David considered long before he spoke. They were sitting in his father’s room, for Ezra had sent for him to tell him that the betrothal was completed.
“No,” David said at last. “I do not mourn. I wish she had not died — as she did. If she had lived—” He paused again.
Ezra’s hair prickled on his scalp and along his arms and legs. “Would you have wed her?” he demanded when David paused too long.
David shook his head slowly. When he did so he felt the scar upon his head ache. “No,” he said, and then with more vigor he said again, “No, Father, of that be sure. But had Leah lived I would have wed this other one with more joy. Can you understand that?”
Ezra’s jaw dropped and he stared back at his son and shook his head. It was beyond him.
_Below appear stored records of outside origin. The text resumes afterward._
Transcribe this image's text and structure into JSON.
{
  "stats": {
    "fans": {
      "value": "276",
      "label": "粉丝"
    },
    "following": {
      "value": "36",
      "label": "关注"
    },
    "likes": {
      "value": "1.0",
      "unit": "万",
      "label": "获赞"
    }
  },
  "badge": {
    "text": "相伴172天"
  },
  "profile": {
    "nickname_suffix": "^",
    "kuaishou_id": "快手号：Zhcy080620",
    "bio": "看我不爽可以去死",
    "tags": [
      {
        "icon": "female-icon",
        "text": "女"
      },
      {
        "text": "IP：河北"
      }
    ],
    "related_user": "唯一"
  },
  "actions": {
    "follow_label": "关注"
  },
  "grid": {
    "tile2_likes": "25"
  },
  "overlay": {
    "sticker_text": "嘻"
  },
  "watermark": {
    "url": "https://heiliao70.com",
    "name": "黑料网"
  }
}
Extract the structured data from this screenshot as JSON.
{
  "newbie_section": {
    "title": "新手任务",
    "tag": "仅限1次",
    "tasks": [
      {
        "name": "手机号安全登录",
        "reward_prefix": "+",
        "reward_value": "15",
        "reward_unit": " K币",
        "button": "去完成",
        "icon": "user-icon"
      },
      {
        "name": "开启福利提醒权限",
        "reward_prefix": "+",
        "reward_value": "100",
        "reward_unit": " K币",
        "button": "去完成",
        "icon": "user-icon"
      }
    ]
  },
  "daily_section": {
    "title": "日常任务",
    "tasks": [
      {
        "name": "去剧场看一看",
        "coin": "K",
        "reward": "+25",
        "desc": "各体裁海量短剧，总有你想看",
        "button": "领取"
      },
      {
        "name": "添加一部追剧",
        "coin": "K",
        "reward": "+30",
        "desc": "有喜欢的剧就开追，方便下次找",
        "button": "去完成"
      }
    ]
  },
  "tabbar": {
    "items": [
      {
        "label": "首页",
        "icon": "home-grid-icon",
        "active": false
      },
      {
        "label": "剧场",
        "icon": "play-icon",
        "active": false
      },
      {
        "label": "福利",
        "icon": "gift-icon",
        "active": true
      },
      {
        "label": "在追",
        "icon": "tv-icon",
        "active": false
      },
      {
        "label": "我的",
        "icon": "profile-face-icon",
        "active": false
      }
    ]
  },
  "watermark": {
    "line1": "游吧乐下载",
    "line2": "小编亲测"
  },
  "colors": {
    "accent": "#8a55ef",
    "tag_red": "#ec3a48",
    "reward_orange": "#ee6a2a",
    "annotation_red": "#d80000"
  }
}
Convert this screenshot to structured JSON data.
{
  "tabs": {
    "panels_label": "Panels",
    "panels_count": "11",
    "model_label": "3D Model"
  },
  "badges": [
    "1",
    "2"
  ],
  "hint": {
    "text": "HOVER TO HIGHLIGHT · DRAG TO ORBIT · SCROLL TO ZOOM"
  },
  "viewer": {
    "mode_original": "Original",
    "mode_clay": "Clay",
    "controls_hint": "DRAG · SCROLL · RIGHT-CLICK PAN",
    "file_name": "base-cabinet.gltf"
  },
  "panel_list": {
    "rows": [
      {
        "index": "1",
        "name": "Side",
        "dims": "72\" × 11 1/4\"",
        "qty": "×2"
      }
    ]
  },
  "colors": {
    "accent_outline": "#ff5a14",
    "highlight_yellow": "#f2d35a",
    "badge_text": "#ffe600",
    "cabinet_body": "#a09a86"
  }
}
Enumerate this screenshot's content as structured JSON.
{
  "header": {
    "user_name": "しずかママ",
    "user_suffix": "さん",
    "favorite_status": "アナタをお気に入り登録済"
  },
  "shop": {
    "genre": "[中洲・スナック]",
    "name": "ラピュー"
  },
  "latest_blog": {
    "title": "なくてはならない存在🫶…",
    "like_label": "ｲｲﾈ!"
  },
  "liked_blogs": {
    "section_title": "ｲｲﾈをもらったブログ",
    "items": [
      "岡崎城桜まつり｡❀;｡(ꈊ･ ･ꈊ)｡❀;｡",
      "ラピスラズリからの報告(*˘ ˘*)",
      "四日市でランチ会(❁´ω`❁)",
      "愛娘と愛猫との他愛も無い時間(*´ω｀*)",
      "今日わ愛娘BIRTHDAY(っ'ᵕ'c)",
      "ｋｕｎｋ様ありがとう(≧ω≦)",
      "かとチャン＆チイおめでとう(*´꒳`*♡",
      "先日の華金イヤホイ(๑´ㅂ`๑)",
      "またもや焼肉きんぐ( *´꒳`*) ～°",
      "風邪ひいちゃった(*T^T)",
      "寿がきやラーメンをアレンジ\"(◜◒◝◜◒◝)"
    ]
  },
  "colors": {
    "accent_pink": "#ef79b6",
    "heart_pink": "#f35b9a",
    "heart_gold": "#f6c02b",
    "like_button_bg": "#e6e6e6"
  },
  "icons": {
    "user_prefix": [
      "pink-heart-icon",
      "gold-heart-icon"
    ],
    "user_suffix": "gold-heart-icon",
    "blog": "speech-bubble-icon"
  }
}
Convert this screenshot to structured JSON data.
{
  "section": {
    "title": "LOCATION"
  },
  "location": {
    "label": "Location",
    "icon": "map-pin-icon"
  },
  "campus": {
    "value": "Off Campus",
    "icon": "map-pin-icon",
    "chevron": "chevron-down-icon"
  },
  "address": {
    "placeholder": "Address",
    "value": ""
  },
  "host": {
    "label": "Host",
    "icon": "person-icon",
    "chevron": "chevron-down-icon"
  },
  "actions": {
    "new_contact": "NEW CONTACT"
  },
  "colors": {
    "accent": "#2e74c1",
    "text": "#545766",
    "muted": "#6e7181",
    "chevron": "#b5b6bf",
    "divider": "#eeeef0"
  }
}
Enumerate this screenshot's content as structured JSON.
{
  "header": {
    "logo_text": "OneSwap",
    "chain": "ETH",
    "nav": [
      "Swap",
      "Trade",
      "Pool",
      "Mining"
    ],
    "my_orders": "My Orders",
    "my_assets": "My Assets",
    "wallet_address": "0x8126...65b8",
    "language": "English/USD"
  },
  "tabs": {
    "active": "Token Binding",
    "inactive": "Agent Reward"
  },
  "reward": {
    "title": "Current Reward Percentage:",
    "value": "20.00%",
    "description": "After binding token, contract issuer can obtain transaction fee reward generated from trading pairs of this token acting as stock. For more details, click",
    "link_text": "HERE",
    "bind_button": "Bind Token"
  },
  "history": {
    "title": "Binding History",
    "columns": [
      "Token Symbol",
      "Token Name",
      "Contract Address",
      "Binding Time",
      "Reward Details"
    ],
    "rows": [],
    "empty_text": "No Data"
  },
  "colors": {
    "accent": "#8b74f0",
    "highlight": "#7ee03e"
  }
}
“Poor Father,” David said tenderly. “Why should I trouble you? I will marry, and I will have sons and daughters, and I will do well with my life. After the wedding I will come back to the shop and everything will go as before, but better — much better.”
He rose, put a smile on his face, and bowed to his father and went away. Behind him Ezra sat doubtful for a long time, sighed, and then went to his shop, his underlip thrust out for the rest of the day and his temper bad.
As for David, he was restless and he was so irritable with Peony that she gave up trying to please him and she sat quietly and did her sewing. This was usually embroidery of some sort, but today she was not working on silks. She had a piece of fine white linen in her hands, shaped to the sole of a foot.
David watched her little fingers moving in and out of the cloth, drawing the needle up and down and through, and at last he asked her what she did.